1. Tracking turns of in the entitiyClasses.xml, comment out this: <property name="MapIcon" value="ui_game_symbol_bullet_point"/>
It would take a bit of code to make that hired only.
2. Never tried so many at once, try it and let us know.
3. Vanilla NPCs wont work as you said, at this time you cant do what you ask.
1. That's good, it means turning off tracking should be easily done via a modlet. Point taken about the code needed to only track hired NPCs.
2. Well, I tried this, with mixed results.
First, it seems that NPCs de-spawn when you leave the chunk. That's actually not a big deal to me personally, and it actually might make NPC-heavy worlds not consume a huge amount of resources.
Second, I tested this by adding them to many of the vanilla spawn groups. This worked somewhat, but not quite as intended.
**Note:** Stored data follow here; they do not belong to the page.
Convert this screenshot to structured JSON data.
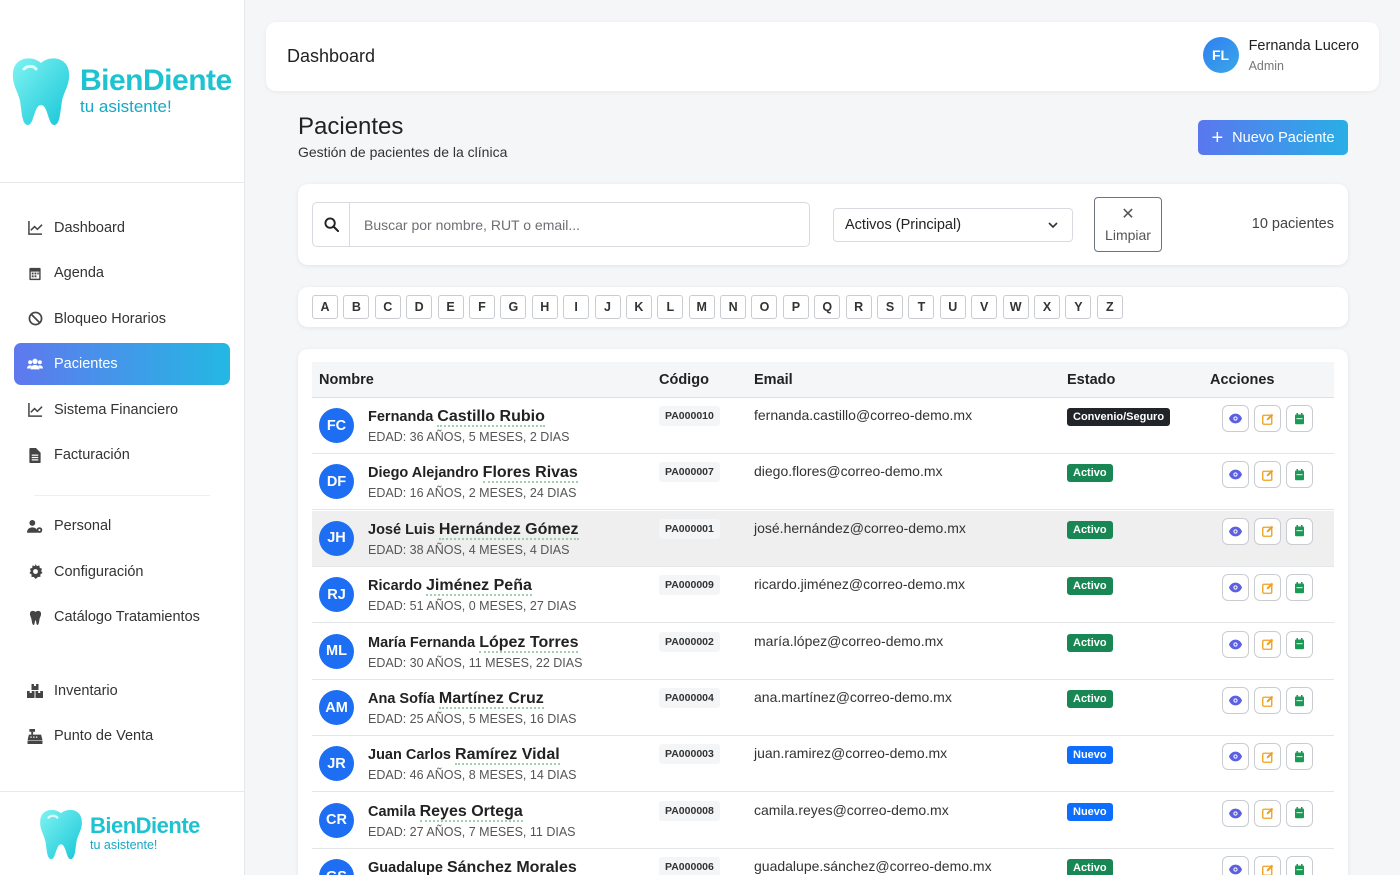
{
  "brand": {
    "name": "BienDiente",
    "tagline": "tu asistente!",
    "color": "#1ec3d2"
  },
  "sidebar": {
    "items": [
      {
        "label": "Dashboard",
        "icon": "line-chart-icon"
      },
      {
        "label": "Agenda",
        "icon": "calendar-icon"
      },
      {
        "label": "Bloqueo Horarios",
        "icon": "ban-icon"
      },
      {
        "label": "Pacientes",
        "icon": "users-icon",
        "active": true
      },
      {
        "label": "Sistema Financiero",
        "icon": "line-chart-icon"
      },
      {
        "label": "Facturación",
        "icon": "file-invoice-icon"
      },
      {
        "label": "Personal",
        "icon": "user-gear-icon"
      },
      {
        "label": "Configuración",
        "icon": "gear-icon"
      },
      {
        "label": "Catálogo Tratamientos",
        "icon": "tooth-icon"
      },
      {
        "label": "Inventario",
        "icon": "boxes-icon"
      },
      {
        "label": "Punto de Venta",
        "icon": "cash-register-icon"
      }
    ]
  },
  "header": {
    "title": "Dashboard",
    "user": {
      "initials": "FL",
      "name": "Fernanda Lucero",
      "role": "Admin"
    }
  },
  "page": {
    "title": "Pacientes",
    "subtitle": "Gestión de pacientes de la clínica",
    "new_button": "Nuevo Paciente"
  },
  "filters": {
    "search_placeholder": "Buscar por nombre, RUT o email...",
    "status_selected": "Activos (Principal)",
    "clear_label": "Limpiar",
    "count_label": "10 pacientes"
  },
  "alphabet": [
    "A",
    "B",
    "C",
    "D",
    "E",
    "F",
    "G",
    "H",
    "I",
    "J",
    "K",
    "L",
    "M",
    "N",
    "O",
    "P",
    "Q",
    "R",
    "S",
    "T",
    "U",
    "V",
    "W",
    "X",
    "Y",
    "Z"
  ],
  "table": {
    "headers": {
      "name": "Nombre",
      "code": "Código",
      "email": "Email",
      "status": "Estado",
      "actions": "Acciones"
    },
    "status_colors": {
      "Convenio/Seguro": "#212529",
      "Activo": "#198754",
      "Nuevo": "#0d6efd"
    },
    "rows": [
      {
        "initials": "FC",
        "first": "Fernanda",
        "last": "Castillo Rubio",
        "age": "EDAD: 36 AÑOS, 5 MESES, 2 DIAS",
        "code": "PA000010",
        "email": "fernanda.castillo@correo-demo.mx",
        "status": "Convenio/Seguro"
      },
      {
        "initials": "DF",
        "first": "Diego Alejandro",
        "last": "Flores Rivas",
        "age": "EDAD: 16 AÑOS, 2 MESES, 24 DIAS",
        "code": "PA000007",
        "email": "diego.flores@correo-demo.mx",
        "status": "Activo"
      },
      {
        "initials": "JH",
        "first": "José Luis",
        "last": "Hernández Gómez",
        "age": "EDAD: 38 AÑOS, 4 MESES, 4 DIAS",
        "code": "PA000001",
        "email": "josé.hernández@correo-demo.mx",
        "status": "Activo",
        "highlight": true
      },
      {
        "initials": "RJ",
        "first": "Ricardo",
        "last": "Jiménez Peña",
        "age": "EDAD: 51 AÑOS, 0 MESES, 27 DIAS",
        "code": "PA000009",
        "email": "ricardo.jiménez@correo-demo.mx",
        "status": "Activo"
      },
      {
        "initials": "ML",
        "first": "María Fernanda",
        "last": "López Torres",
        "age": "EDAD: 30 AÑOS, 11 MESES, 22 DIAS",
        "code": "PA000002",
        "email": "maría.lópez@correo-demo.mx",
        "status": "Activo"
      },
      {
        "initials": "AM",
        "first": "Ana Sofía",
        "last": "Martínez Cruz",
        "age": "EDAD: 25 AÑOS, 5 MESES, 16 DIAS",
        "code": "PA000004",
        "email": "ana.martínez@correo-demo.mx",
        "status": "Activo"
      },
      {
        "initials": "JR",
        "first": "Juan Carlos",
        "last": "Ramírez Vidal",
        "age": "EDAD: 46 AÑOS, 8 MESES, 14 DIAS",
        "code": "PA000003",
        "email": "juan.ramirez@correo-demo.mx",
        "status": "Nuevo"
      },
      {
        "initials": "CR",
        "first": "Camila",
        "last": "Reyes Ortega",
        "age": "EDAD: 27 AÑOS, 7 MESES, 11 DIAS",
        "code": "PA000008",
        "email": "camila.reyes@correo-demo.mx",
        "status": "Nuevo"
      },
      {
        "initials": "GS",
        "first": "Guadalupe",
        "last": "Sánchez Morales",
        "age": "",
        "code": "PA000006",
        "email": "guadalupe.sánchez@correo-demo.mx",
        "status": "Activo"
      }
    ]
  }
}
Part of my plan was to have NPCs spawn inside POIs along with the zombies. The idea was that you would go to loot a POI, only to find one or more survivors who are already fighting for their lives, and you could help them or not.
They did spawn in these cases, but the NPCs didn't do anything. They just stood there, and didn't fight any woken zombies, or wander around, or anything like that. (They did work if you hire them after they spawn.)
I'm pretty sure this is because POI spawns are sleeper volumes, and the NPCs (zombies in vanilla) spawn in a sleeping state. In this state all AI is shut off. Waking zombies probably involves calling some kind of method that your NPCs simply aren't programmed to respond to.
Zombies would also not wake in their presence, I'm guessing because 7D2D codes them to only wake up to players. That could be OK if the NPCs did spawn in a woken state, because then they could target the sleepers, which I'm guessing would wake them.
So, I think they will only work if they are spawned into groups that aren't initially sleeping. Friendly/hostile animals are in this category, which is why your modlet works as is.
(I'm not expecting you to add the "wake up" code, just letting you know what I found.)
3. That is a pity, but it was a long shot anyway. C'est la vie.